Sosyal yaşam pazarlayıcıları…
Yani…
Maganda barbarlığı kavramı; görgüsüzlük, eğitimsizlik ve hödüklük üzerine kurulmuş…!
Şimdilerde…
Salgın hastalık gibi Türkiye’nin her tarafına yayılmış ve
Doğal olarak etkisini her yerde belirgin biçimde hissettirmeye başlamış durumda…
Özellikle cep telefonlarına kullanılmaya başlamasıyla birlikte
Yüksek sesle çığırtkanlığa davetiye çıkaran…

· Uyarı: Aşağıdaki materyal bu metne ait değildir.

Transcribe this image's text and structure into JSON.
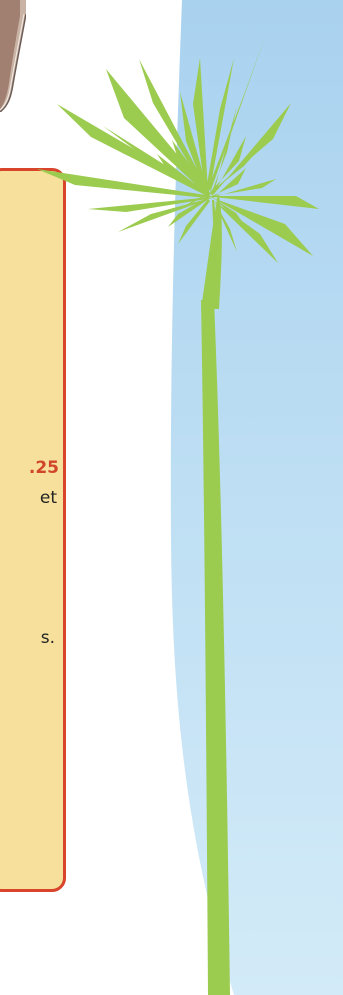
{
  "card": {
    "price_text": ".25",
    "line_2_text": "et",
    "line_3_text": "s."
  },
  "colors": {
    "card_background": "#f6e09b",
    "card_border": "#d8452b",
    "price_text": "#d1452a",
    "body_text": "#232323",
    "sky_top": "#a9d2ef",
    "sky_bottom": "#d3ebf8",
    "palm": "#9bcb4f"
  },
  "decorations": {
    "tree_icon": "palm-tree-icon",
    "photo_icon": "photo-corner-icon"
  }
}
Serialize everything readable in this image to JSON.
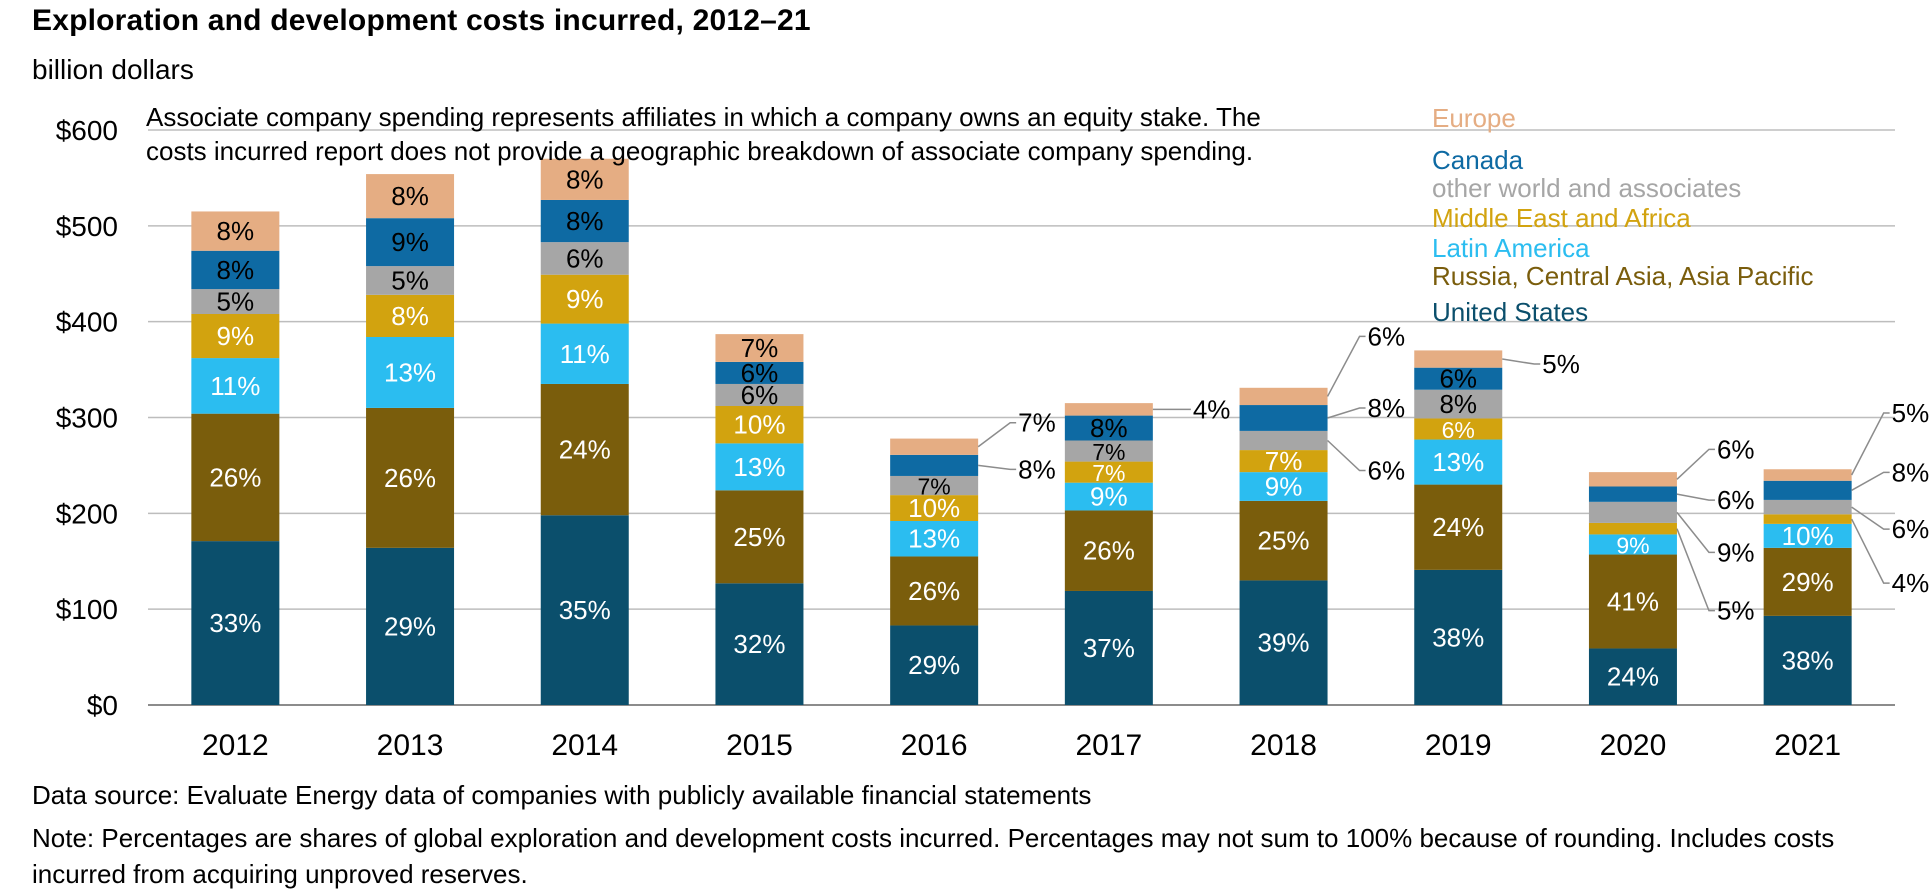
{
  "header": {
    "title": "Exploration and development costs incurred, 2012–21",
    "unit": "billion dollars"
  },
  "footer": {
    "source": "Data source: Evaluate Energy data of companies with publicly available financial statements",
    "note": "Note: Percentages are shares of global exploration and development costs incurred. Percentages may not sum to 100% because of rounding. Includes costs incurred from acquiring unproved reserves."
  },
  "chart_data": {
    "type": "bar",
    "stacked": true,
    "title": "Exploration and development costs incurred, 2012–21",
    "ylabel": "billion dollars",
    "ylim": [
      0,
      600
    ],
    "yticks": [
      0,
      100,
      200,
      300,
      400,
      500,
      600
    ],
    "ytick_labels": [
      "$0",
      "$100",
      "$200",
      "$300",
      "$400",
      "$500",
      "$600"
    ],
    "grid": true,
    "legend_position": "top-right",
    "annotation": "Associate company spending represents affiliates in which a company owns an equity stake. The costs incurred report does not provide a geographic breakdown of associate company spending.",
    "categories": [
      "2012",
      "2013",
      "2014",
      "2015",
      "2016",
      "2017",
      "2018",
      "2019",
      "2020",
      "2021"
    ],
    "series": [
      {
        "name": "United States",
        "color": "#0b4f6c",
        "values": [
          171,
          164,
          198,
          127,
          83,
          119,
          130,
          141,
          59,
          93
        ],
        "labels": [
          "33%",
          "29%",
          "35%",
          "32%",
          "29%",
          "37%",
          "39%",
          "38%",
          "24%",
          "38%"
        ],
        "label_color": "#ffffff"
      },
      {
        "name": "Russia, Central Asia, Asia Pacific",
        "color": "#7a5d0c",
        "values": [
          133,
          146,
          137,
          97,
          72,
          84,
          83,
          89,
          98,
          71
        ],
        "labels": [
          "26%",
          "26%",
          "24%",
          "25%",
          "26%",
          "26%",
          "25%",
          "24%",
          "41%",
          "29%"
        ],
        "label_color": "#ffffff"
      },
      {
        "name": "Latin America",
        "color": "#2bbdf0",
        "values": [
          58,
          74,
          63,
          49,
          37,
          29,
          30,
          47,
          21,
          25
        ],
        "labels": [
          "11%",
          "13%",
          "11%",
          "13%",
          "13%",
          "9%",
          "9%",
          "13%",
          "9%",
          "10%"
        ],
        "label_color": "#ffffff"
      },
      {
        "name": "Middle East and Africa",
        "color": "#d2a30f",
        "values": [
          46,
          44,
          51,
          39,
          27,
          22,
          23,
          22,
          12,
          10
        ],
        "labels": [
          "9%",
          "8%",
          "9%",
          "10%",
          "10%",
          "7%",
          "7%",
          "6%",
          "5%",
          "4%"
        ],
        "label_color": "#ffffff"
      },
      {
        "name": "other world and associates",
        "color": "#a6a6a6",
        "values": [
          26,
          30,
          34,
          23,
          20,
          22,
          20,
          30,
          22,
          15
        ],
        "labels": [
          "5%",
          "5%",
          "6%",
          "6%",
          "7%",
          "7%",
          "6%",
          "8%",
          "9%",
          "6%"
        ],
        "label_color": "#000000"
      },
      {
        "name": "Canada",
        "color": "#0e6aa3",
        "values": [
          40,
          50,
          44,
          23,
          22,
          26,
          27,
          23,
          16,
          20
        ],
        "labels": [
          "8%",
          "9%",
          "8%",
          "6%",
          "8%",
          "8%",
          "8%",
          "6%",
          "6%",
          "8%"
        ],
        "label_color": "#000000"
      },
      {
        "name": "Europe",
        "color": "#e5ad83",
        "values": [
          41,
          46,
          43,
          29,
          17,
          13,
          18,
          18,
          15,
          12
        ],
        "labels": [
          "8%",
          "8%",
          "8%",
          "7%",
          "7%",
          "4%",
          "6%",
          "5%",
          "6%",
          "5%"
        ],
        "label_color": "#000000"
      }
    ]
  }
}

Sokak/cadde/dolmuşlarda yeni bir tür maganda türü ortaya çıktı ki…
Sormayın gitsin…
Bir çığırtkan magandanın cep telefonu konuşması örneği…
“Alo…
Haberin olsun diye aradım.
Akşam sizdeyiz…
Mantı yemeğe geleceğiz…
Bol sarımsaklı ve salçalı olsun…
Yoksa….
Vallahi yemem…”
Yanına da soğuk içecek almayı unutma…!
Tamam mı?…”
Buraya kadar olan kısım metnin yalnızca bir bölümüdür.